Since a concentration of Furadantin in the urine can reach at least 40 mg. per 100 cc. during therapy, in spite of its apparent maximum solubility in urine of about 20 mg. per 100 cc. at pH 5 in vitro, these results seem paradoxical. This is due to the fact that when large amount of Furadantin are dissolved in urine in vitro at the blood and glomerular pH of 7.5, reduction of the pH to 5.5 does not produce precipitation. A state of stable supersaturation exists. This phenomenon, coupled with the extremely low blood levels of the drug, suggests that no crystalluria need be feared with the use of this preparation. This conclusion is supported by our clinical observations.

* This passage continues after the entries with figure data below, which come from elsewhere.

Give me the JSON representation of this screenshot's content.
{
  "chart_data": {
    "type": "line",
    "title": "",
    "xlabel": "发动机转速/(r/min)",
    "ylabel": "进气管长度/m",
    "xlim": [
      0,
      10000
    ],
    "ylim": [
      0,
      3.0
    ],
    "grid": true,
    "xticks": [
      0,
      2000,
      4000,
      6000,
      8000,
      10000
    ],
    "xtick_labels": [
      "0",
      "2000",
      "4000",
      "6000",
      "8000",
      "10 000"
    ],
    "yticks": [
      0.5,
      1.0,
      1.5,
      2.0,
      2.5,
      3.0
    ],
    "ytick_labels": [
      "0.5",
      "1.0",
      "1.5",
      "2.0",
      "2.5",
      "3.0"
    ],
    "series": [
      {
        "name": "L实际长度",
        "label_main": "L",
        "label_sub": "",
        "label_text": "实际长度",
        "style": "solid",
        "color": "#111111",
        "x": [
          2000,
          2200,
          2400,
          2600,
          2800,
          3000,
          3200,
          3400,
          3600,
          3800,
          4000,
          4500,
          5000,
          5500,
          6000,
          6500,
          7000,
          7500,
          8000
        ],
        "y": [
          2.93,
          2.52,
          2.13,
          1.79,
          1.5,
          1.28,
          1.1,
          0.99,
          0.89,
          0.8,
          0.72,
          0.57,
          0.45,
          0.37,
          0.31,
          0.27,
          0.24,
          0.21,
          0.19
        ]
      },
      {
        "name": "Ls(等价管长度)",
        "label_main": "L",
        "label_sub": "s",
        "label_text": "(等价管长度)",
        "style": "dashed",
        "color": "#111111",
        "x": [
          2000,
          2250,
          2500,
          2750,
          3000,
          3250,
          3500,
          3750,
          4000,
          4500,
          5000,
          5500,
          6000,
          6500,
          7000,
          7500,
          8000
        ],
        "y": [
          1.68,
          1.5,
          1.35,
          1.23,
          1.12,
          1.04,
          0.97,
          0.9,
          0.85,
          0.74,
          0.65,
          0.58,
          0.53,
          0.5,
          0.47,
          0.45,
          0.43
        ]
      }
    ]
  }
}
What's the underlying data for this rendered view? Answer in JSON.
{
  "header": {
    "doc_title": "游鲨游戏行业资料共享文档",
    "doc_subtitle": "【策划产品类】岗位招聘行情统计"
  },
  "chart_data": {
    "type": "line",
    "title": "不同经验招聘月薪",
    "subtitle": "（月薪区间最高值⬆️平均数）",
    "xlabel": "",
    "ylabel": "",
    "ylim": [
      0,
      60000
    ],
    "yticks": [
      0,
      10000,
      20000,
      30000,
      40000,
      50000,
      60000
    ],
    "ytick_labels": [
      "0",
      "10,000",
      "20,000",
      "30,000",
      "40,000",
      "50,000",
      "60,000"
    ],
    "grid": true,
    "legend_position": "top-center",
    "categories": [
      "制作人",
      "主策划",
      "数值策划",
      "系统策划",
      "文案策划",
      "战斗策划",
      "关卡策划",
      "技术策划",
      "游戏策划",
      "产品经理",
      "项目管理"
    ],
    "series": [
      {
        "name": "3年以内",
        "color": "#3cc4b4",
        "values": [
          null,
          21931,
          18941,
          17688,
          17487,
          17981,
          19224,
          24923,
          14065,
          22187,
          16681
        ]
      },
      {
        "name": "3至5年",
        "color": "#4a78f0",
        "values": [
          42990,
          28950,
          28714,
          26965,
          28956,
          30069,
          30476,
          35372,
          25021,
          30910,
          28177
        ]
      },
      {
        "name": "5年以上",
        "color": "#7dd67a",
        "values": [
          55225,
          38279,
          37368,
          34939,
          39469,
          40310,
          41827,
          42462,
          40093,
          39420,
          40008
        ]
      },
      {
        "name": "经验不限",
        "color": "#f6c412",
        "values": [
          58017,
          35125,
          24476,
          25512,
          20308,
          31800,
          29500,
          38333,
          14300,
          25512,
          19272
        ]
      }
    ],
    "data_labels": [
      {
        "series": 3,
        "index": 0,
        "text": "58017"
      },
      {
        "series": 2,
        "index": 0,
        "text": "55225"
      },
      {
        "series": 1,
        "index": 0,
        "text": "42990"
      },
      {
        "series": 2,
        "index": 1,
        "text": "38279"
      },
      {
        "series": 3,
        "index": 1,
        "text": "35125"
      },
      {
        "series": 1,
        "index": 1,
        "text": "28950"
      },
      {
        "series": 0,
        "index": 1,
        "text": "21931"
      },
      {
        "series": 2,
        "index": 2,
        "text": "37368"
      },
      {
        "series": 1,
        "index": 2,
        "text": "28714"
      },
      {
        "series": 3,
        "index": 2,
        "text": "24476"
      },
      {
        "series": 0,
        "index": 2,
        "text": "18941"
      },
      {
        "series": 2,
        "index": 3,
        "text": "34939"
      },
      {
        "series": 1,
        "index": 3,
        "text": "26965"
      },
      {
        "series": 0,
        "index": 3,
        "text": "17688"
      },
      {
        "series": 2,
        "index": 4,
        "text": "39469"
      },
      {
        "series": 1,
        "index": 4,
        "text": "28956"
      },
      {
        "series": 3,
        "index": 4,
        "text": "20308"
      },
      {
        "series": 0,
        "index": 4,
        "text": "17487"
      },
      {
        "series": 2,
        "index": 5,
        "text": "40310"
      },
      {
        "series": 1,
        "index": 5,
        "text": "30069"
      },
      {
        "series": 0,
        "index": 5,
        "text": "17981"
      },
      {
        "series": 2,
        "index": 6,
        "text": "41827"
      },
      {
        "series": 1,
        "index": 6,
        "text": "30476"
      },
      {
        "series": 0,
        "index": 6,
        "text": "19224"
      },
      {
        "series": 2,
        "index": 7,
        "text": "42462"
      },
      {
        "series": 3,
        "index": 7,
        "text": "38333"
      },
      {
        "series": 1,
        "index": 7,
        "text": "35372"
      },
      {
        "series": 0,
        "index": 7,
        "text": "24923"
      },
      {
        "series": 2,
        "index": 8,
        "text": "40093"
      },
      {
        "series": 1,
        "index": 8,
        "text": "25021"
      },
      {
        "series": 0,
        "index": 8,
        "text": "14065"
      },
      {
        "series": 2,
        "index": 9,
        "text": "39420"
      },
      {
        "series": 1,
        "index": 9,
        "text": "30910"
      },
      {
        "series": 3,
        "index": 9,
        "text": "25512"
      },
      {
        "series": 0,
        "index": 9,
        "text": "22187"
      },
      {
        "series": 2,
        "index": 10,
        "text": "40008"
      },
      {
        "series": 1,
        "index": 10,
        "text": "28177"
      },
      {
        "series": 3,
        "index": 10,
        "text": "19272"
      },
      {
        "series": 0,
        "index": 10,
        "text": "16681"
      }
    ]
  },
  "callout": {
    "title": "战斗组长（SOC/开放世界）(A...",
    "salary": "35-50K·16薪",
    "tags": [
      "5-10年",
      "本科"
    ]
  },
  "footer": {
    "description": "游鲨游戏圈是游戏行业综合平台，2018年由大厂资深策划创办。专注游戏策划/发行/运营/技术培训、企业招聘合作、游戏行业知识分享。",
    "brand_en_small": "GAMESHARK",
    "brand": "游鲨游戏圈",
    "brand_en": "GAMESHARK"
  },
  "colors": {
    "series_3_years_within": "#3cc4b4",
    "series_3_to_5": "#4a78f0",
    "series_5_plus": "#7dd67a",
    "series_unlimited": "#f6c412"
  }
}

Thus, it seems Mintzer et al. were primarily interested in the high urinary concentrations of Furadantin (NF-153), i. e. concentrations which exceeded its solubility in urine but still existed in a state of stable supersaturation. Thus, appellant argues that it was this phenomenon which was of prime interest to these investigators and it is in exactly this property in which NF-246 differs so appreciably from NF-153, 52% vs. 10% as evidenced by Table I of the Paul et al. reference. It is appellant’s contention that if one skilled in the art had envisioned possible urinary tract activity for NF-246, a reading of Mintzer et al. would discourage such an envisioned use of the compound. It is also appellant’s position that the discovery of urinary tract activity for NF-246 is both unexpected and surprising in view of its relatively low urinary excretion.

The factual base which appellant developed below is in my opinion of such strength as to overcome the prima facie case of the Patent Office based on inferences drawn by the examiner from the naked teachings of the art. In my opinion the reasons are sufficient to reverse the decision of the board.

. The court has often stated its basic disagreement -with an “obvious to try analysis” under 35 U.S.C. § 103. See In re Lindell, 385 F.2d 453, 55 CCPA - (1967) ; In re Tomlinson, 363 F.2d 928, 53 CCPA 1421 (1966) ; In re Huellmantel, 324 F.2d 998, 51 CCPA 845 (1963).